After checking out a dozen houses in and around Bushwick, Brooklyn, they bought the only one that was right. Their house is a nondescript two-family rowhouse from the early 1900s, with 1,200 square feet on each floor. It was renovated and ready for move-in. What drew them most was its big basement, ripe for a recording studio.
A little over two years ago, they paid $1.37 million and set to work. They call their home “Casa Copely.”
The main task was soundproofing.
“We went construction crazy,” Marc said. With the help of a friend who designs recording studios, they tore out the drywall in the basement and started from scratch.
“We started with a layer of this stuff that is built from recycled jeans — I think it is 4 inches thick,” Marc said. (Denim is known for its sound-absorbing qualities.)
“We used a thing called QuietRock,” a kind of drywall, “and a product called Peacemaker, which is this rubber-type stuff.”
The walls are more than a foot thick, to be as recording-friendly as possible (and to contain sound, so as not to bother the neighbors).
“My music is a delicate mix of new age and ambient,” Kirsten said. “You must have dead quiet to record that. If there is any sound coming from neighbors or sirens or anything else, it comes out on the recording.”
They added acoustic panels, too, to reduce echo. The door to the basement is also heavy, with a door sweep tight to the floor.
The basement came with a separate small room, just right for a control room. The couple also has a mix of vintage and modern outboard gear.
Back in Tennessee, they had a home studio — but now they have a professional studio. They work there nearly every day. Friends sometimes use it, too. “The only thing I can’t do is a full orchestra or a big string session,” Marc said.
One downside is the wooden floor on the ground level, which creaks. The creaks, even if faint, can be picked up by a sensitive microphone. So if one of them is recording, the other avoids walking on the floor or goes to the top floor.
As for the living quarters, the main level includes a small extra room set up as a harp studio. That’s now where those three harps live.
The couple also has two pianos: A Steinway upright in the parlor room and a Steinway grand in the recording studio.
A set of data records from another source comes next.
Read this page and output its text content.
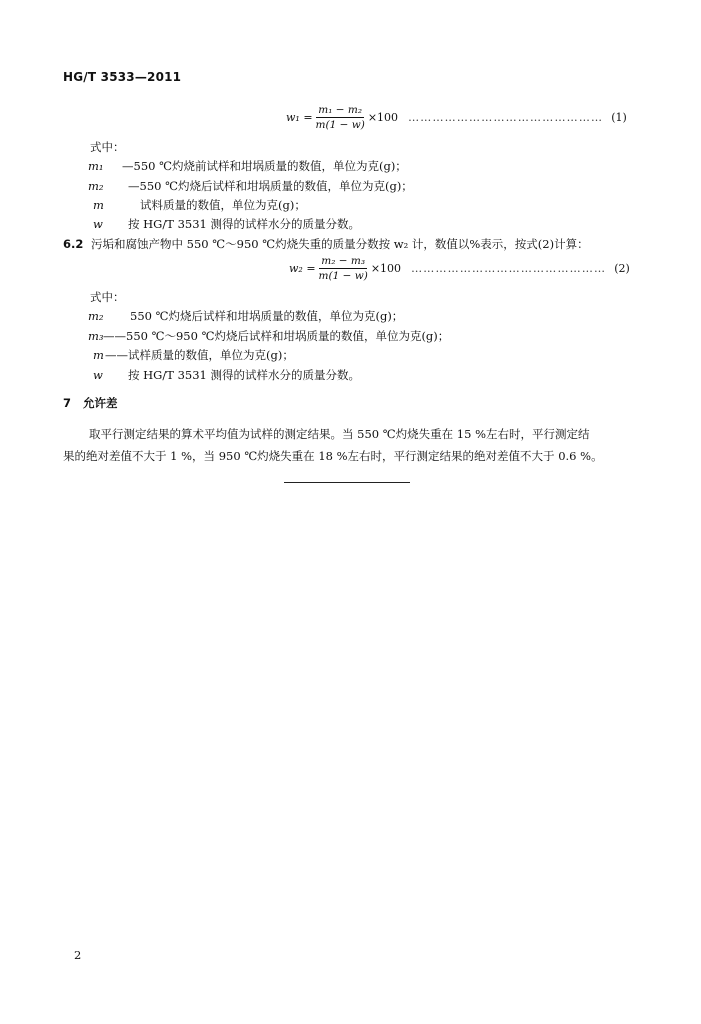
HG/T 3533—2011
$w_1 = \frac{\text{m₁ − m₂}}{m(1 - w)} \times 100$ ………………………………………… (1)
式中：
m₁ —550 ℃灼烧前试样和坩埚质量的数值，单位为克(g)；
m₂ —550 ℃灼烧后试样和坩埚质量的数值，单位为克(g)；
m	试料质量的数值，单位为克(g)；
w 按 HG/T 3531 测得的试样水分的质量分数。
6.2 污垢和腐蚀产物中 550 ℃～950 ℃灼烧失重的质量分数按 w₂ 计，数值以%表示，按式(2)计算：
$w_2 = \frac{\text{m₂ − m₃}}{m(1 - w)} \times 100$ ………………………………………… (2)
式中：
m₂ 550 ℃灼烧后试样和坩埚质量的数值，单位为克(g)；
m₃——550 ℃～950 ℃灼烧后试样和坩埚质量的数值，单位为克(g)；
m——试样质量的数值，单位为克(g)；
w 按 HG/T 3531 测得的试样水分的质量分数。
7 允许差
取平行测定结果的算术平均值为试样的测定结果。当 550 ℃灼烧失重在 15 %左右时，平行测定结
果的绝对差值不大于 1 %，当 950 ℃灼烧失重在 18 %左右时，平行测定结果的绝对差值不大于 0.6 %。
2
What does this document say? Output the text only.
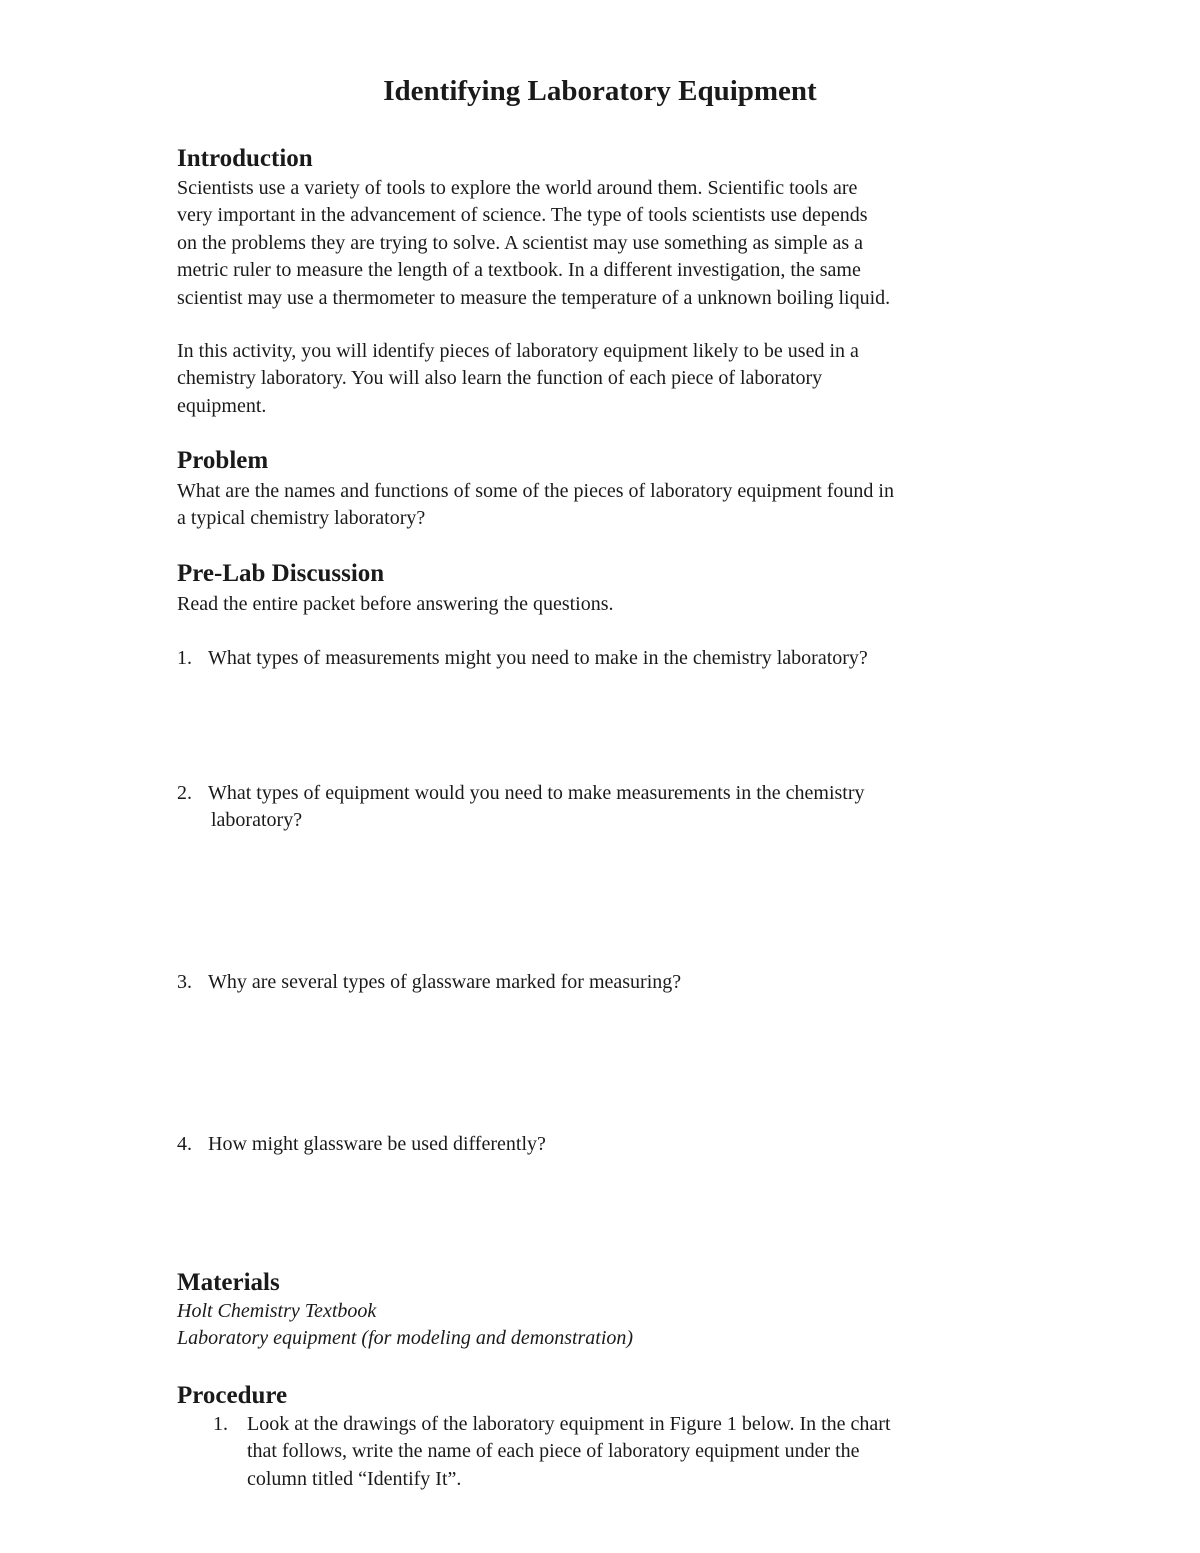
Identifying Laboratory Equipment
Introduction
Scientists use a variety of tools to explore the world around them. Scientific tools are
very important in the advancement of science. The type of tools scientists use depends
on the problems they are trying to solve. A scientist may use something as simple as a
metric ruler to measure the length of a textbook. In a different investigation, the same
scientist may use a thermometer to measure the temperature of a unknown boiling liquid.
In this activity, you will identify pieces of laboratory equipment likely to be used in a
chemistry laboratory. You will also learn the function of each piece of laboratory
equipment.
Problem
What are the names and functions of some of the pieces of laboratory equipment found in
a typical chemistry laboratory?
Pre-Lab Discussion
Read the entire packet before answering the questions.
1. What types of measurements might you need to make in the chemistry laboratory?
2. What types of equipment would you need to make measurements in the chemistry
laboratory?
3. Why are several types of glassware marked for measuring?
4. How might glassware be used differently?
Materials
Holt Chemistry Textbook
Laboratory equipment (for modeling and demonstration)
Procedure
1. Look at the drawings of the laboratory equipment in Figure 1 below. In the chart
that follows, write the name of each piece of laboratory equipment under the
column titled “Identify It”.
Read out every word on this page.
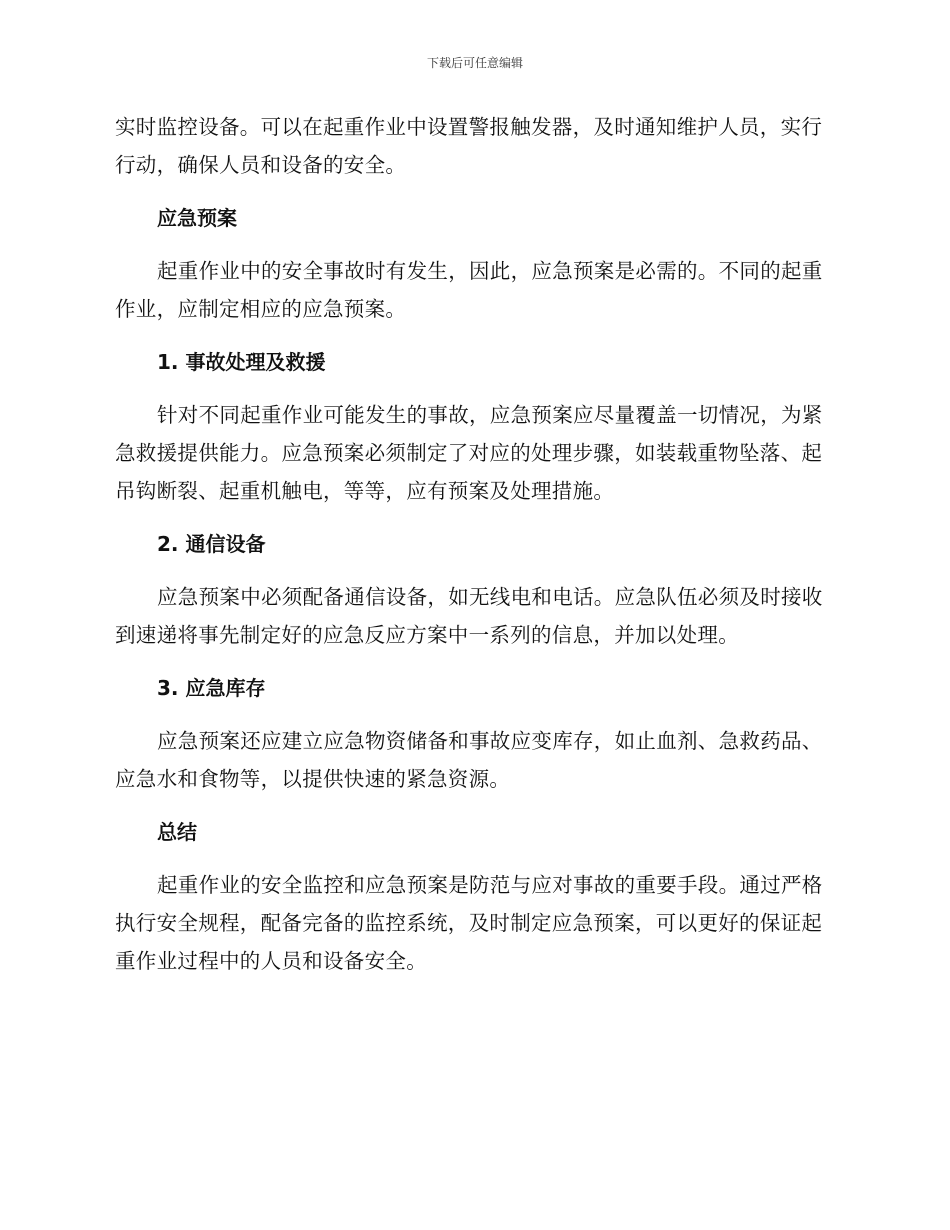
下载后可任意编辑

实时监控设备。可以在起重作业中设置警报触发器，及时通知维护人员，实行行动，确保人员和设备的安全。

应急预案

起重作业中的安全事故时有发生，因此，应急预案是必需的。不同的起重作业，应制定相应的应急预案。

1. 事故处理及救援

针对不同起重作业可能发生的事故，应急预案应尽量覆盖一切情况，为紧急救援提供能力。应急预案必须制定了对应的处理步骤，如装载重物坠落、起吊钩断裂、起重机触电，等等，应有预案及处理措施。

2. 通信设备

应急预案中必须配备通信设备，如无线电和电话。应急队伍必须及时接收到速递将事先制定好的应急反应方案中一系列的信息，并加以处理。

3. 应急库存

应急预案还应建立应急物资储备和事故应变库存，如止血剂、急救药品、应急水和食物等，以提供快速的紧急资源。

总结

起重作业的安全监控和应急预案是防范与应对事故的重要手段。通过严格执行安全规程，配备完备的监控系统，及时制定应急预案，可以更好的保证起重作业过程中的人员和设备安全。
That’s the one Kirsten grew up playing as a child in Bloomfield Hills, Michigan — a suburb of Detroit. Her musical mother had a small harp, and little Kirsten took to it.
Marc, originally from Worcester, Massachusetts, has a collection of vintage string instruments in the studio and scattered around different rooms. His Gretsch drum kit dates from the 1950s.
In the top-floor unit, currently configured as a four-bedroom apartment, the pair has one bedroom set up as a gym and another as a library/art/TV room. At some point, they might combine two.
Their Bushwick neighborhood is near the Myrtle-Wyckoff stop on the L train. “The neighborhood is still pretty old school,” Marc said. “There are a lot of families who have been here for 50 or 60 years and it’s super multicultural, which is a big plus.”
They take their rescue dog, Argos — a mountain cur and lab mix — to Irving Square Park, a few blocks away.
“The same people go there every day with the same dogs,” Kirsten said. “We have a group chat where we can exchange information and ask questions about who has what vet. We hang out in the morning there. We have friends we wouldn’t have met otherwise.”
During morning off-leash hours, dogs take over much of the park, though plans are in the works for a proper dog run. “It’s funny,” Marc said, “how this dog hang in the morning has become the center of our universe.”